If you have recently been involved in an auto accident, its likely that the details of the crash were recorded in your vehicles black box. According to the U.S. government, more than 90 percent of all new cars have these devices.
It was actually the black box in Brooke Melton's 2005 Chevrolet Cobalt that helped engineers determine it was a defective ignition switch that caused her fatal accident in 2009. Although Melton's parents settled a lawsuit through a car accident lawyer in 2013 with General Motors (GM), the story was once again brought into the public eye when GM recalled millions of their vehicles, including 235,000 in Canada for a faulty ignition switch.
Black boxes, similar to those found on airplanes, are event data recorders that can show how fast a vehicle was traveling, if the brakes were applied, if the airbags deployed and other pertinent information.
However, data is not as comprehensible or accessible as the boxes found in airplanes. Some advocates are hoping to change this as well as push for the boxes to be mandatory in all vehicles.
On the other hand, privacy advocates worry that the data could be misused and are pushing for there to be limitations on who can access the information.

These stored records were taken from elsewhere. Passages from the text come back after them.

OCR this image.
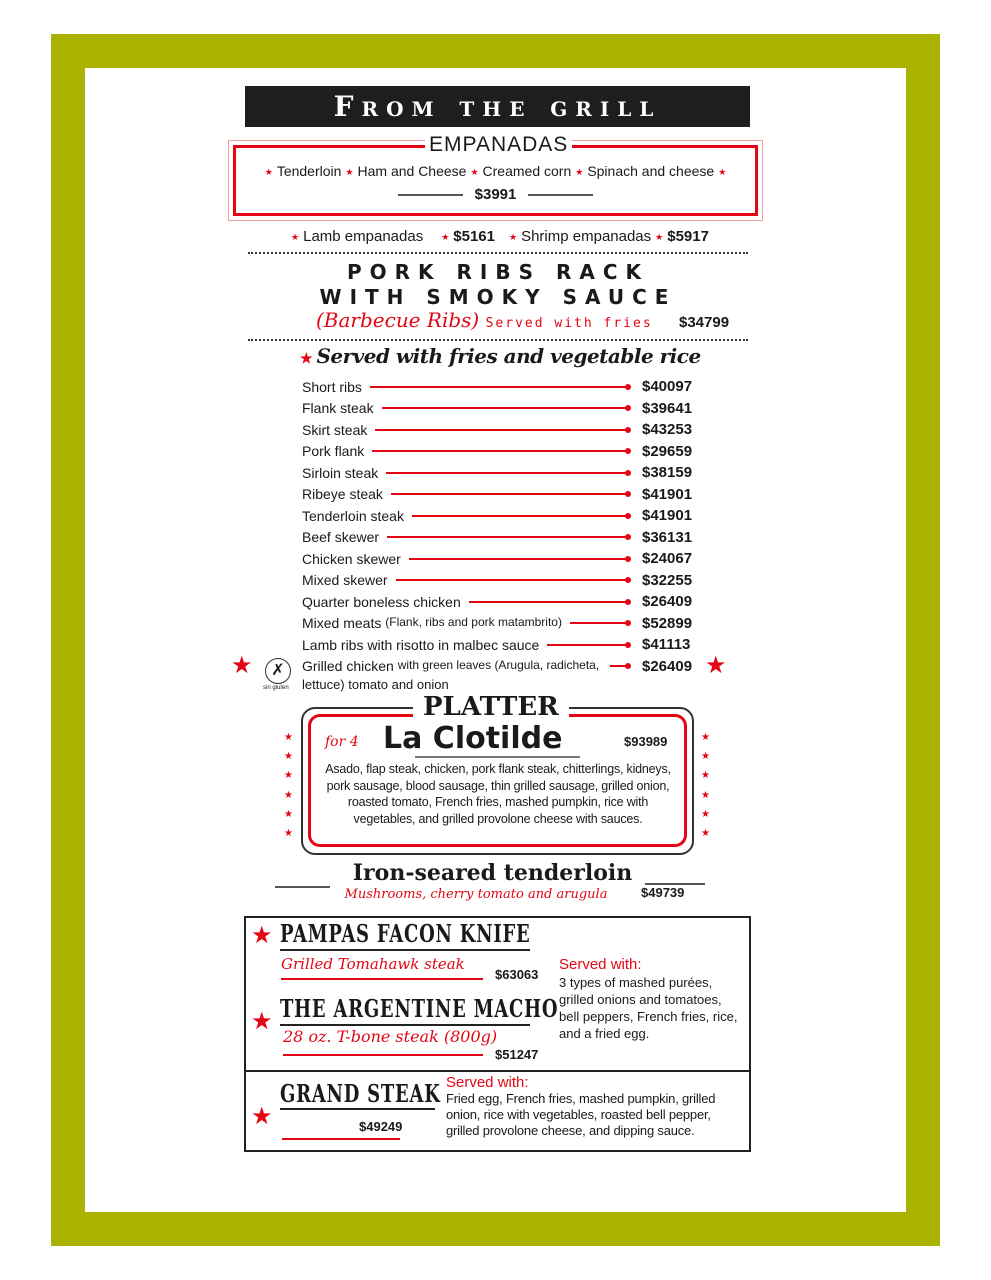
From the grill
EMPANADAS
★ Tenderloin ★ Ham and Cheese ★ Creamed corn ★ Spinach and cheese ★
$3991
★ Lamb empanadas ★ $5161 ★ Shrimp empanadas ★ $5917
PORK RIBS RACK
WITH SMOKY SAUCE
(Barbecue Ribs) Served with fries $34799
★ Served with fries and vegetable rice
Short ribs	$40097
Flank steak	$39641
Skirt steak	$43253
Pork flank	$29659
Sirloin steak	$38159
Ribeye steak	$41901
Tenderloin steak	$41901
Beef skewer	$36131
Chicken skewer	$24067
Mixed skewer	$32255
Quarter boneless chicken	$26409
Mixed meats
(Flank, ribs and pork matambrito)	$52899
Lamb ribs with risotto in malbec sauce	$41113
Grilled chicken
with green leaves (Arugula, radicheta,	$26409
lettuce) tomato and onion
★	★
✗
sin gluten
PLATTER
for 4 La Clotilde	$93989
Asado, flap steak, chicken, pork flank steak, chitterlings, kidneys, pork sausage, blood sausage, thin grilled sausage, grilled onion, roasted tomato, French fries, mashed pumpkin, rice with vegetables, and grilled provolone cheese with sauces.
★
★
★
★
★
★
★
★
★
★
★
★
Iron-seared tenderloin
Mushrooms, cherry tomato and arugula	$49739
★ PAMPAS FACON KNIFE
Grilled Tomahawk steak
$63063
★ THE ARGENTINE MACHO
28 oz. T-bone steak (800g)
$51247
Served with:
3 types of mashed purées, grilled onions and tomatoes, bell peppers, French fries, rice, and a fried egg.
★
GRAND STEAK
$49249
Served with:
Fried egg, French fries, mashed pumpkin, grilled onion, rice with vegetables, roasted bell pepper, grilled provolone cheese, and dipping sauce.
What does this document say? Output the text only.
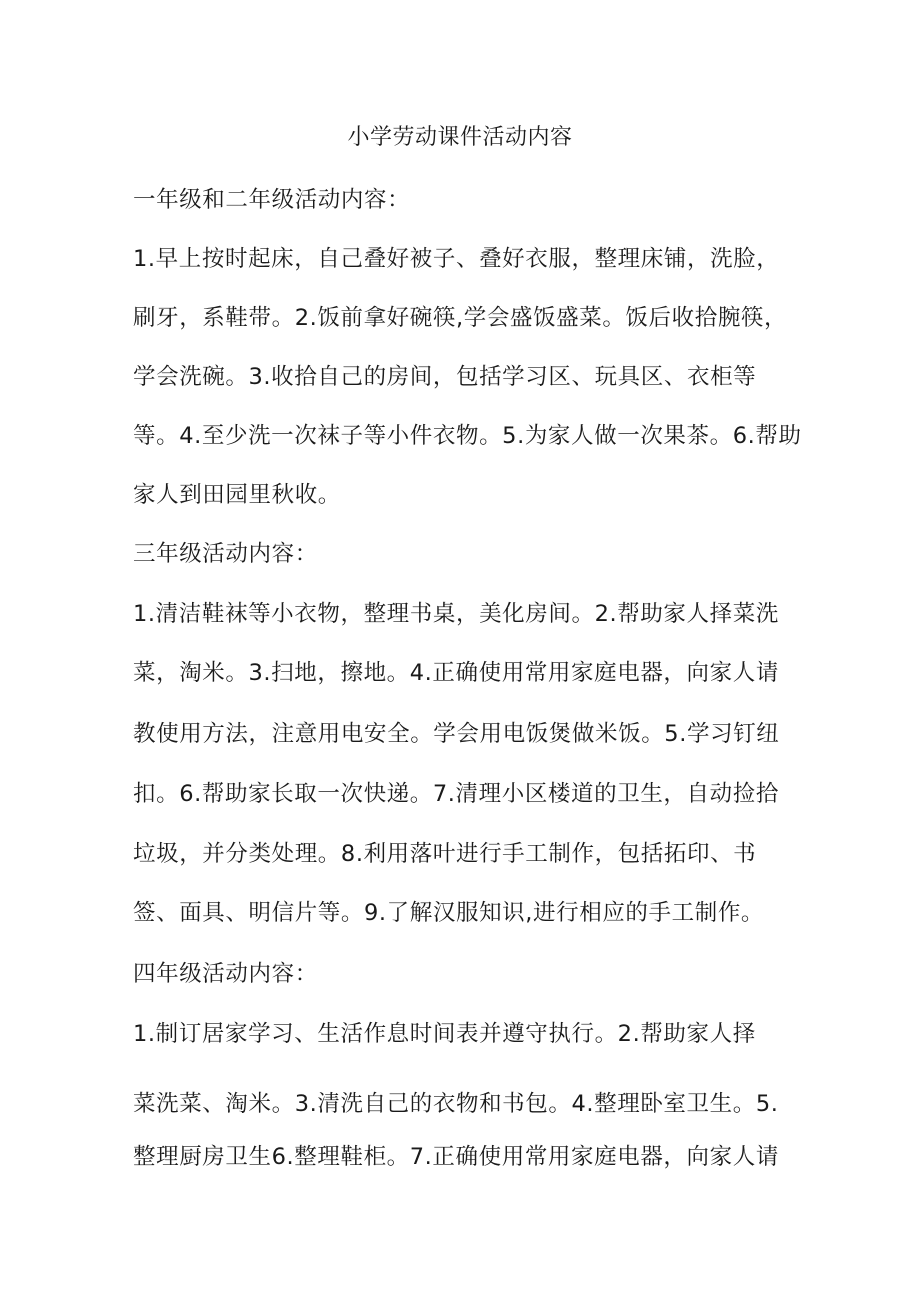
小学劳动课件活动内容
一年级和二年级活动内容：
1.早上按时起床，自己叠好被子、叠好衣服，整理床铺，洗脸，
刷牙，系鞋带。2.饭前拿好碗筷,学会盛饭盛菜。饭后收拾腕筷，
学会洗碗。3.收拾自己的房间，包括学习区、玩具区、衣柜等
等。4.至少洗一次袜子等小件衣物。5.为家人做一次果茶。6.帮助
家人到田园里秋收。
三年级活动内容：
1.清洁鞋袜等小衣物，整理书桌，美化房间。2.帮助家人择菜洗
菜，淘米。3.扫地，擦地。4.正确使用常用家庭电器，向家人请
教使用方法，注意用电安全。学会用电饭煲做米饭。5.学习钉纽
扣。6.帮助家长取一次快递。7.清理小区楼道的卫生，自动捡拾
垃圾，并分类处理。8.利用落叶进行手工制作，包括拓印、书
签、面具、明信片等。9.了解汉服知识,进行相应的手工制作。
四年级活动内容：
1.制订居家学习、生活作息时间表并遵守执行。2.帮助家人择
菜洗菜、淘米。3.清洗自己的衣物和书包。4.整理卧室卫生。5.
整理厨房卫生6.整理鞋柜。7.正确使用常用家庭电器，向家人请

Traffic safety regulators, law enforcement agencies and insurance companies see the boxes as a tool for making cars safer and settling disputes. In Canada, data from black boxes is available to third parties only if the vehicle owner agrees to provide it or if a court subpoenas the information.
The recorders do not collect any personal information, conversations or even run continuously. Courts have argued that the data belongs to the vehicles owner, but auto makers control the data through encryption keys.
Until the boxed are made mandatory, regulators face an uphill battle on the subject due to privacy and proprietorship of the information.